Our organization was approached by Esther Landhuis, an independent journalist, to write an article discussing the Tolerance Induction Program in the Summer of 2020. The article published on her behalf is unfortunately inaccurate in many dates, locations, and terms.
In the past, our organization has gladly allowed reporters to write about the processes and programs of the institute. Esther Landhuis visited our organization for a short half-day tour of only a few of our five facilities. The journalist claimed to be an immunologist and did not pursue questions focused on the complex immunological model of the Tolerance Induction Program. The article published on her behalf is unfortunately inaccurate in many dates, locations, and terms. Such a publication does not reflect the diligent, detailed work which is the Tolerance Induction Program.
Interestingly, the article critiques the institute and the Tolerance Induction Program from research universities and private allergists who state SoCal Food Allergy is secret about its process. The Tolerance Induction Program involves trillions of data points, years of specific personnel training, and complex proprietary software support systems. This type of system cannot be readily shared with classically trained physicians. This would be similar to allowing a surgeon access to a surgical robot without any training on the device. Nonetheless, the criticisms are not new. These entities have criticized the novel approach of TIP for years. These entities have not successfully treated food anaphylaxis patients to date. These entities, in addition, cannot demonstrate failures of the Tolerance Induction Program. The journalist spent over six months investigating TIP™ looking for failures. The few stories represented do not reflect any new information. We maintain a well over 99% success rate in achieving remission.

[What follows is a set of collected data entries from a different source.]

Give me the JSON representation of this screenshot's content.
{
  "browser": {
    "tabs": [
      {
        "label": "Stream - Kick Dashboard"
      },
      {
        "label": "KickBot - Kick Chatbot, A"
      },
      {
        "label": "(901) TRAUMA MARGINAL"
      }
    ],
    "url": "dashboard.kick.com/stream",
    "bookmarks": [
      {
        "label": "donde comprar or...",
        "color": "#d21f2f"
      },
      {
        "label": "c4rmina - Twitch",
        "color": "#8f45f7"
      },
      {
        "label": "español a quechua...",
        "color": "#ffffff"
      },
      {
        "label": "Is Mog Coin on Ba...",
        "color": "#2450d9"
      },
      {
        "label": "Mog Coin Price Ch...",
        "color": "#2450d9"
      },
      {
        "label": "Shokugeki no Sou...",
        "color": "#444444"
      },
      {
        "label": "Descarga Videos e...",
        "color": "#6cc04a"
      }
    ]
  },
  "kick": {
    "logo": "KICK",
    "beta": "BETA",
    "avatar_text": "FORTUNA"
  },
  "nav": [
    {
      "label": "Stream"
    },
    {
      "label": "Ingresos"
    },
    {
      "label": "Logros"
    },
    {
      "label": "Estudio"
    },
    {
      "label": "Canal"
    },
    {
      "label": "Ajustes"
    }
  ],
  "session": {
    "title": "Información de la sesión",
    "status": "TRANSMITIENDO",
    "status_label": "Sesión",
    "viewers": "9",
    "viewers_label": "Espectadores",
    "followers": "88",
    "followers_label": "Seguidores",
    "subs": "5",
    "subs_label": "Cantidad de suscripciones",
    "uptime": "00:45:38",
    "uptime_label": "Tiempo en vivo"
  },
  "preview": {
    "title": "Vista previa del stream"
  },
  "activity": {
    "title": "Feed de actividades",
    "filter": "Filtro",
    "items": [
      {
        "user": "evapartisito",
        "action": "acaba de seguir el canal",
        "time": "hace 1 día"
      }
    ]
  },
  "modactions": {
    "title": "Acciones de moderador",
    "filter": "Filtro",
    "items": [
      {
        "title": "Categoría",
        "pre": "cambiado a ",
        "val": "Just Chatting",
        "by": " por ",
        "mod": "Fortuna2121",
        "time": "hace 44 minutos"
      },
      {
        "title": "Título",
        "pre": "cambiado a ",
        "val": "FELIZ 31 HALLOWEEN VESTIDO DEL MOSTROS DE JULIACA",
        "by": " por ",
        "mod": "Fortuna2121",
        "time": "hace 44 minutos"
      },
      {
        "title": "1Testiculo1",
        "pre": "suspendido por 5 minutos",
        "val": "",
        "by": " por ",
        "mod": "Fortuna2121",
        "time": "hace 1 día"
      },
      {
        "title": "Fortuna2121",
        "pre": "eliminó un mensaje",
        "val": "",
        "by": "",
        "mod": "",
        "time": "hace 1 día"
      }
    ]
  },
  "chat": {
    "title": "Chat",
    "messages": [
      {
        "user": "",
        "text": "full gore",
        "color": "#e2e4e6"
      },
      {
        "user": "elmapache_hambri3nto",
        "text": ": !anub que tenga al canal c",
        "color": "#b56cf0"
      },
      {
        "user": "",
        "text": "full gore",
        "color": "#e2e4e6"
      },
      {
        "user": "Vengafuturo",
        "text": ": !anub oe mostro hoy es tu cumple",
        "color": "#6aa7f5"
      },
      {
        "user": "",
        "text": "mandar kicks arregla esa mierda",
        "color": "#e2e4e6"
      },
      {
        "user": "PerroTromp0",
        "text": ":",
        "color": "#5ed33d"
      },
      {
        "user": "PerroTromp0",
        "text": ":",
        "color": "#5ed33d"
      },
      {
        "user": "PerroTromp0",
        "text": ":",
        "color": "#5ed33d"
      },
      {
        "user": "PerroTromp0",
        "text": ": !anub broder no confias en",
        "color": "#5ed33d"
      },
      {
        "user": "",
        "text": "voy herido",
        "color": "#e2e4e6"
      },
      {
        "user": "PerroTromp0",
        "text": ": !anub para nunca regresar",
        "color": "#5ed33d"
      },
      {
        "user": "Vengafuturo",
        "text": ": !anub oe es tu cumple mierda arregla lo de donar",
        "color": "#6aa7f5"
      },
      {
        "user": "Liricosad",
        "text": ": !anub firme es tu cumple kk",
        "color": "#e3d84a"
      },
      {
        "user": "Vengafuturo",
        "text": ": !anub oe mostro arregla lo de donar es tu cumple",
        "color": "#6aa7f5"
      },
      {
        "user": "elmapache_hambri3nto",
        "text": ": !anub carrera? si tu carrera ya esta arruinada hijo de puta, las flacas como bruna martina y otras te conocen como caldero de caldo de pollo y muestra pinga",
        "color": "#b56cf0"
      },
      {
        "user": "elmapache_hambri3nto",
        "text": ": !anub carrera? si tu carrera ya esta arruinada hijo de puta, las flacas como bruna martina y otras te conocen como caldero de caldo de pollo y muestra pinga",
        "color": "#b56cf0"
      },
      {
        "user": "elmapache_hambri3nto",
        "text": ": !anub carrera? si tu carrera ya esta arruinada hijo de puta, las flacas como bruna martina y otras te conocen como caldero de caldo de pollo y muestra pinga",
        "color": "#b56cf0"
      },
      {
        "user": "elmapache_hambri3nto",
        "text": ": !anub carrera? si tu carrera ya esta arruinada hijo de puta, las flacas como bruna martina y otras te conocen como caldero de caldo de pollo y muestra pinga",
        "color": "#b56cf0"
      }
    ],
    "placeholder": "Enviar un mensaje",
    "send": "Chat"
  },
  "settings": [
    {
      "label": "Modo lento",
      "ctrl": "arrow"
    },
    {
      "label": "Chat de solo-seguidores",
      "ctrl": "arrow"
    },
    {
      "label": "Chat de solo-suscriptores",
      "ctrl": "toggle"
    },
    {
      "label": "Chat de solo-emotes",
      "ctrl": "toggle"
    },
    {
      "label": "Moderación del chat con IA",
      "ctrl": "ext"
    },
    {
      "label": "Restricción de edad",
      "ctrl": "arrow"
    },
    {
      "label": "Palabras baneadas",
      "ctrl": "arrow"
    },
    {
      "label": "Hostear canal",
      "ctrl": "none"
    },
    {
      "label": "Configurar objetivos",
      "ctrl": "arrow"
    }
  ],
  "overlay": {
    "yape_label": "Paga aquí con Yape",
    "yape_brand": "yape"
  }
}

What is missing from this journalist’s investigation is:
– SoCal Food Allergy and TPIRC are being funded and grown by one Founder’s monetary support
– Artificial Intelligence and Machine Learning Development model designs
– Multitude of regulatory agencies who govern TIP
– Extremely high safety rates
– Ability to maintain weekly dosing of sustained unresponsiveness
– Manufacturing facility production of dose-specific proteins
– 24/7 on-call support center
– Hundreds of biomarkers tested in our lab are unavailable elsewhere
– Treatment of all patients, all complexities from around the US and the world.
Being on the cutting edge of medicine requires focus, dedication, and gravitas to see every patient to the finish line. As long as our patients don’t give up, we do not give up. The most significant absence in the article is the thousands of successful patient stories, which reflect our ultimate promise: remission from food anaphylaxis.